Appendix F. Contraction Splitting Rules
The tokenizeContractions option splits contractions into multiple tokens. Contractions are
defined by contraction rule files. By default, the tokenizer uses the rules in rootDirectory/
contractions/contraction-rules-language.yaml, where language is an ISO 639-3 language
code [109] . customTokenizeContractionRulesUri
allows you to specify custom rules.
F.1. Contraction Splitting Rule File Format
A contraction rule file is a YAML file encoded in UTF-8. It must be a sequence of contraction rules.
A contraction rule is a sequence of two elements: a contraction key and a contraction replacement. Any token which matches the key is replaced with the replacement. Rules are checked in the order they appear in the rules file. A token which matches a rule is not checked against any further rules.
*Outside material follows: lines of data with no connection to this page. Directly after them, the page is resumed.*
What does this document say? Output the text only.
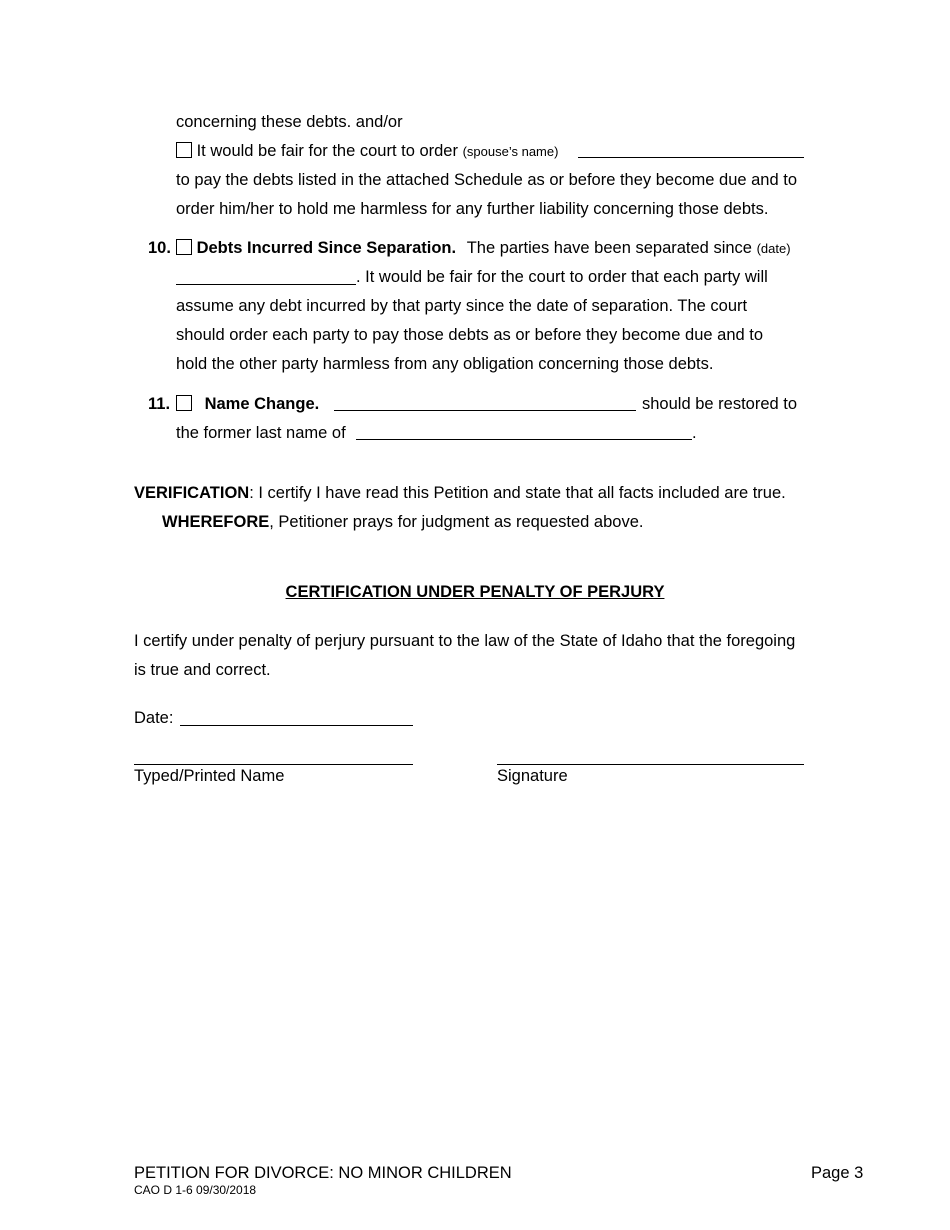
concerning these debts. and/or
It would be fair for the court to order (spouse’s name)
to pay the debts listed in the attached Schedule as or before they become due and to
order him/her to hold me harmless for any further liability concerning those debts.
10.	Debts Incurred Since Separation. The parties have been separated since (date)
. It would be fair for the court to order that each party will
assume any debt incurred by that party since the date of separation. The court
should order each party to pay those debts as or before they become due and to
hold the other party harmless from any obligation concerning those debts.
11.	Name Change.	should be restored to
the former last name of	.
VERIFICATION: I certify I have read this Petition and state that all facts included are true.
WHEREFORE, Petitioner prays for judgment as requested above.
CERTIFICATION UNDER PENALTY OF PERJURY
I certify under penalty of perjury pursuant to the law of the State of Idaho that the foregoing
is true and correct.
Date:
Typed/Printed Name	Signature
PETITION FOR DIVORCE: NO MINOR CHILDREN
CAO D 1-6 09/30/2018
Page 3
A token which matches no rule is not rewritten.
A contraction key is a sequence of a surface form and a POS tag. A token matches a key if and only if its surface form and POS tag match the key's surface form and POS tag.
A surface form is a string. Surface forms are compared case-insensitively.
A POS tag is a string. POS tags are compared case-sensitively.
A contraction replacement is a sequence of replacement tokens.
A replacement token is a sequence of a replacement surface form, POS tag, lemma, and raw analysis. All four are strings. The raw analysis can also be null.
F.2. Example
-
- \[ "ain't", "VBPRES" \]
-
- \[ "am", "VBPRES", "be", null \]
- \[ "not", "NOT", "not", null \]
-
- \[ "amn't", "ADJ" \]
-
- \[ "am", "VBPRES", "be", null \]
- \[ "not", "NOT", "not", null \]
-
- \[ "amn't", "NOUN" \]
-
- \[ "am", "VBPRES", "be", null \]
- \[ "not", "NOT", "not", null \]
The first entry is for ain't with POS tag VBPRES. This splits into am and not. The next is for amn't as an ADJ, and the third is for amn't as a NOUN.
The replacement surface form uses the same capitalization format as the original surface form. Using the first entry of the above example, ain't becomes am not, Ain't becomes Am not, and AIN'T becomes AM NOT.